José Boto ironiza Abel Ferreira: “Muito choro, muito choro”

José Boto não deixou barato. Quando questionado sobre as reclamações de Abel Ferreira quanto a decisões arbitrais, o diretor técnico do Flamengo respondeu com uma ironia que ecoaria nos bastidores do futebol brasileiro. Em entrevista ao jornalista Gabriel Orfão, Boto comparou o comportamento do compatriota português ao fado — gênero musical tradicional de melancolia — e disparou: “muito choro, muito choro”.

A frase virou síntese de um conflito que vinha se acumulando entre Mengão e Palmeiras. O técnico palmeirense havia declarado, após o embate contra a Jacuipense, que se sentia prejudicado por decisões externas, sugerindo movimento coordenado contra seu trabalho. Boto aproveitou a deixa para rebater, deixando claro o tom de desaprovação do Flamengo diante das reclamações sistemáticas do rival.

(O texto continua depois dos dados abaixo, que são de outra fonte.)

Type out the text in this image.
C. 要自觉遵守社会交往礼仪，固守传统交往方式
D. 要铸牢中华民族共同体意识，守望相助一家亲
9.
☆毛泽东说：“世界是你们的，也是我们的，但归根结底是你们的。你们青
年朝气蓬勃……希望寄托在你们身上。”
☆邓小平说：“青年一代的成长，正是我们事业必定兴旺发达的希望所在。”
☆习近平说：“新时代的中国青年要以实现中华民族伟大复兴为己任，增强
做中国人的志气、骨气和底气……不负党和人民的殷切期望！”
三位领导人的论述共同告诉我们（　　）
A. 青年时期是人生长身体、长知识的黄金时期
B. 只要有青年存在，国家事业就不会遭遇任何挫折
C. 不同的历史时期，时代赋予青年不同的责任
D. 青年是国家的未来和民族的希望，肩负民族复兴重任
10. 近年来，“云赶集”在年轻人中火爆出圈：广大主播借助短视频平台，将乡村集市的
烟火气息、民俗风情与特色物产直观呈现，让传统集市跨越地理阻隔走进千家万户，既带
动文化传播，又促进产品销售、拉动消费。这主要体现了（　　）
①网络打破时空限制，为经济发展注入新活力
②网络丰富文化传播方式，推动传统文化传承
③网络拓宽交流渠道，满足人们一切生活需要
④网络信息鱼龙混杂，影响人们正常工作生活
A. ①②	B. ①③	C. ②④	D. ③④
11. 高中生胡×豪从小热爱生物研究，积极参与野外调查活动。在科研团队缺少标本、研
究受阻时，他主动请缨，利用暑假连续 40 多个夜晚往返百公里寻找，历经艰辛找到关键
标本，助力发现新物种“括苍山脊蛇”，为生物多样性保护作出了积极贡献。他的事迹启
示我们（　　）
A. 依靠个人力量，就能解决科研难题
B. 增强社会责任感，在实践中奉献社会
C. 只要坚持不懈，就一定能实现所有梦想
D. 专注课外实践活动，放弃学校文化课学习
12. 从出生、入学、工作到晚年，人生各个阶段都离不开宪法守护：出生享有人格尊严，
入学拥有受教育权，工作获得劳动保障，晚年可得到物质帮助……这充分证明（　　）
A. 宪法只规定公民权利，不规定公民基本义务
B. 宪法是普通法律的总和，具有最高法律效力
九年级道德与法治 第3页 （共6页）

Não era apenas uma troca de palavras isolada. O episódio fazia parte de uma escalada maior de tensão entre as duas instituições. Semanas antes, Leila Pereira, presidente do Palmeiras, havia chamado o Flamengo de “Real Madrid da Shopee” em tom debochado. O Mengão responderia através de seus dirigentes com críticas afiadas, intensificando o atrito.

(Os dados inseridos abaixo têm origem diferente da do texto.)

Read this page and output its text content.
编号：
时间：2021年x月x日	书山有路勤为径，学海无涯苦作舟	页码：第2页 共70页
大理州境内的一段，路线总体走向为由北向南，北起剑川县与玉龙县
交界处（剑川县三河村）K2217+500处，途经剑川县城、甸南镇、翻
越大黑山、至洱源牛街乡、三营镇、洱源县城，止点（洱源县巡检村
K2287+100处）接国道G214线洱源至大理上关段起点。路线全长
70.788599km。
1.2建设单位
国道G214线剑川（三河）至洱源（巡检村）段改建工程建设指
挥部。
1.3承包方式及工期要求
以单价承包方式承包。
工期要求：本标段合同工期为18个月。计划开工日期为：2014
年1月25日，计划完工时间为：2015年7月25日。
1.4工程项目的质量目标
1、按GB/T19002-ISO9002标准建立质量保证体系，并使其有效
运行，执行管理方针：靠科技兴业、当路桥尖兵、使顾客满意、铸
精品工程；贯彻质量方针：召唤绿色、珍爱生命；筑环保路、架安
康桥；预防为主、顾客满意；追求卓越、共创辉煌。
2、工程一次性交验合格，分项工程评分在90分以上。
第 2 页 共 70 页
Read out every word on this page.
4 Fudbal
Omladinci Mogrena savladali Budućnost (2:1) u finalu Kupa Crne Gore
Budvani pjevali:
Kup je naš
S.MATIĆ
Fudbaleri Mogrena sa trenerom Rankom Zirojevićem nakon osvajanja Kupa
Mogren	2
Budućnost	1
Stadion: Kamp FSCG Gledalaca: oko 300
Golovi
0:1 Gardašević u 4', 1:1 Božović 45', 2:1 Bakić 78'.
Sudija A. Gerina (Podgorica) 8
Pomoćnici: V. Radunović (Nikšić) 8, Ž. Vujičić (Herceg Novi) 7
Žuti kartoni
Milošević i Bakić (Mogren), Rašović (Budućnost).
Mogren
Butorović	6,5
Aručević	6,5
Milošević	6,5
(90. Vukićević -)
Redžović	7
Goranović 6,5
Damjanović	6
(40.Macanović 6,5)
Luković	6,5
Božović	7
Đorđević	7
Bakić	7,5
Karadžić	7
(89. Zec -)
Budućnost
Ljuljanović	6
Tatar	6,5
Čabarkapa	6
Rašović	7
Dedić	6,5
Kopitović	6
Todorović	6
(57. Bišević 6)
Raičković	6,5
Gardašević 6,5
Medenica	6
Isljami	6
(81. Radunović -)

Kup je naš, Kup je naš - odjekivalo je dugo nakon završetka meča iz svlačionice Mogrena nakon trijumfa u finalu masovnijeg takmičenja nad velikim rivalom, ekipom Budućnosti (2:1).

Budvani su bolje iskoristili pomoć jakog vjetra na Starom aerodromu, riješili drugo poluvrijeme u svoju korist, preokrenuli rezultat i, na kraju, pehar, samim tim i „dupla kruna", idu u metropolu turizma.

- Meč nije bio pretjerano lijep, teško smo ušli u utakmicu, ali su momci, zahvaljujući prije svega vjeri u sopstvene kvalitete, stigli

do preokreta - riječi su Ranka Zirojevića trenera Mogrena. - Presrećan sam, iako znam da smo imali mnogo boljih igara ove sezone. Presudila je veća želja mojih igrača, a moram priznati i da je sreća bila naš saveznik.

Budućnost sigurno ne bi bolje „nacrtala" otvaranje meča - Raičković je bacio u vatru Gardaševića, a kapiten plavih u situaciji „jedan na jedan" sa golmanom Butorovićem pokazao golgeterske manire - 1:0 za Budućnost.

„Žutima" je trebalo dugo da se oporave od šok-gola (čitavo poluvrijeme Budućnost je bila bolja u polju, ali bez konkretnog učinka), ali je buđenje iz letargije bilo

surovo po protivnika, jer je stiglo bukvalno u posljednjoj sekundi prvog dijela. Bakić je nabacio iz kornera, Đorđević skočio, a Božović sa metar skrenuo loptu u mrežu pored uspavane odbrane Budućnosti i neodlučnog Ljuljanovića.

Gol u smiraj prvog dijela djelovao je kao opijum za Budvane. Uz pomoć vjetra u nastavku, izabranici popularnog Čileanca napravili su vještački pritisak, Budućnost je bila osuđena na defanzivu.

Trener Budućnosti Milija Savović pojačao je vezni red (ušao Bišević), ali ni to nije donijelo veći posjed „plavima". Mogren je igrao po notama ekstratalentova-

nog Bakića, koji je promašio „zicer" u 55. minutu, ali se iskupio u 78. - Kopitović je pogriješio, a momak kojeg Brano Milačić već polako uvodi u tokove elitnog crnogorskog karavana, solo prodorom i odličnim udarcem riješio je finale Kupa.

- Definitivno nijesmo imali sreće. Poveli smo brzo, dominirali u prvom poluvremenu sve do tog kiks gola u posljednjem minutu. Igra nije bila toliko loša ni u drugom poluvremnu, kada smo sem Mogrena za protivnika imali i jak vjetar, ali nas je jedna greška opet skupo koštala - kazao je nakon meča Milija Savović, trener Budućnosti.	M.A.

Bap entra na briga e critica relação entre Vasco e Palmeiras

A tensão não ficou restrita ao duelo Flamengo x Palmeiras. Luiz Eduardo Baptista, presidente do Flamengo, também entrou na disputa. Durante evento em Campinas, Bap criticou duramente a possível venda da SAF do Vasco para o enteado de Leila Pereira, o empresário Marcos Lamacchia. O cartola do Mengão questionou a legalidade e a ética da operação, destacando que instituições financeiras não emprestam dinheiro a clubes com conflito de interesse.

“Qual instituição financeira vai emprestar dinheiro para vocês e pedir como garantia o título da sua dívida?”, perguntou Bap retoricamente. Ele apontou o precedente do empréstimo de R$ 80 milhões que o Palmeiras havia feito ao Vasco no ano anterior, vésperas de partida entre os clubes no Allianz Parque.

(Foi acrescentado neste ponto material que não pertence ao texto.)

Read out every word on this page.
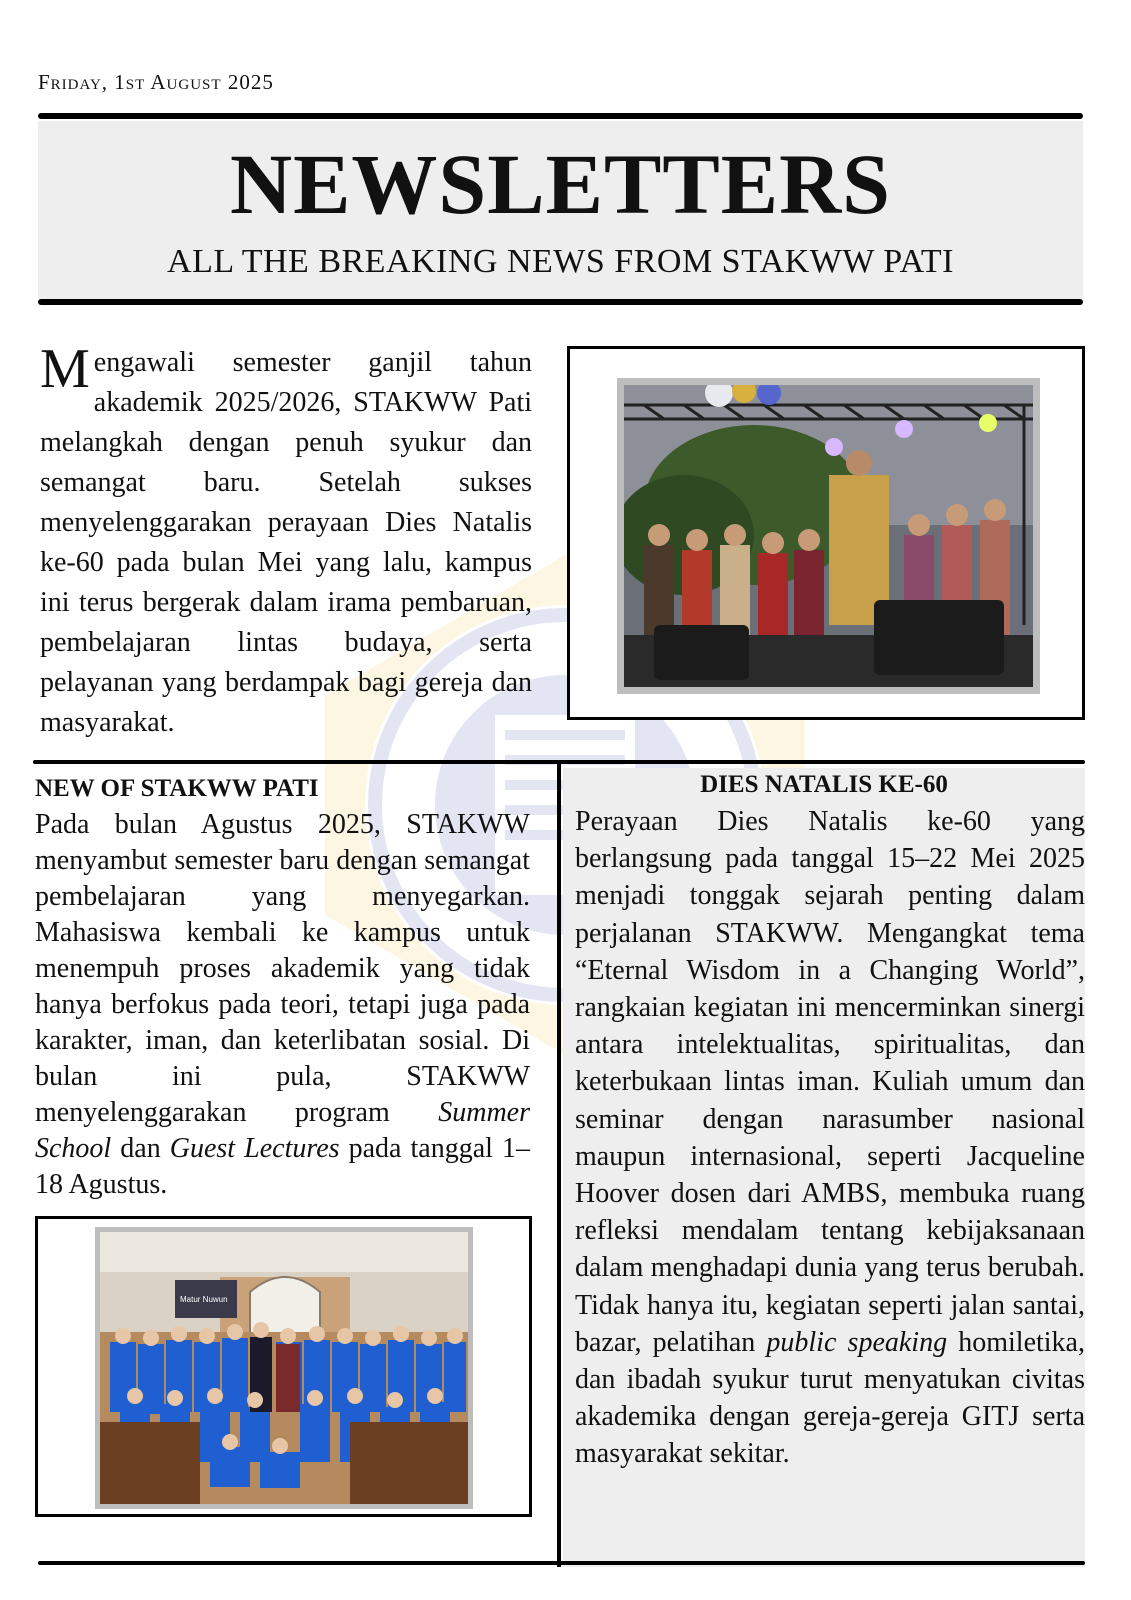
Friday, 1st August 2025
NEWSLETTERS
ALL THE BREAKING NEWS FROM STAKWW PATI
Mengawali semester ganjil tahun akademik 2025/2026, STAKWW Pati melangkah dengan penuh syukur dan semangat baru. Setelah sukses menyelenggarakan perayaan Dies Natalis ke-60 pada bulan Mei yang lalu, kampus ini terus bergerak dalam irama pembaruan, pembelajaran lintas budaya, serta pelayanan yang berdampak bagi gereja dan masyarakat.
NEW OF STAKWW PATI
Pada bulan Agustus 2025, STAKWW menyambut semester baru dengan semangat pembelajaran yang menyegarkan. Mahasiswa kembali ke kampus untuk menempuh proses akademik yang tidak hanya berfokus pada teori, tetapi juga pada karakter, iman, dan keterlibatan sosial. Di bulan ini pula, STAKWW menyelenggarakan program Summer School dan Guest Lectures pada tanggal 1–18 Agustus.
Matur Nuwun
DIES NATALIS KE-60
Perayaan Dies Natalis ke-60 yang berlangsung pada tanggal 15–22 Mei 2025 menjadi tonggak sejarah penting dalam perjalanan STAKWW. Mengangkat tema “Eternal Wisdom in a Changing World”, rangkaian kegiatan ini mencerminkan sinergi antara intelektualitas, spiritualitas, dan keterbukaan lintas iman. Kuliah umum dan seminar dengan narasumber nasional maupun internasional, seperti Jacqueline Hoover dosen dari AMBS, membuka ruang refleksi mendalam tentang kebijaksanaan dalam menghadapi dunia yang terus berubah. Tidak hanya itu, kegiatan seperti jalan santai, bazar, pelatihan public speaking homiletika, dan ibadah syukur turut menyatukan civitas akademika dengan gereja-gereja GITJ serta masyarakat sekitar.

Pedrinho, presidente do Vasco, respondeu com ironia própria. Em publicação no story do Instagram, o mandatário cruzmaltino questionou: “Quem é o presidente do Flamengo para saber com quem eu pego empréstimo?”. A resposta escancarava o incômodo com as interferências do Mengão em assuntos internos do Colado.

Gramados sintéticos viram arma de disputa

A briga transbordou para terreno institucional. O Flamengo protocolou na CBF pedido para proibir o uso de gramados sintéticos em competições nacionais até 2027. A medida tinha claro recado ao Palmeiras, que mantém seu estádio Allianz Parque com grama artificial — campo onde o time tem aproveitamento perfeito.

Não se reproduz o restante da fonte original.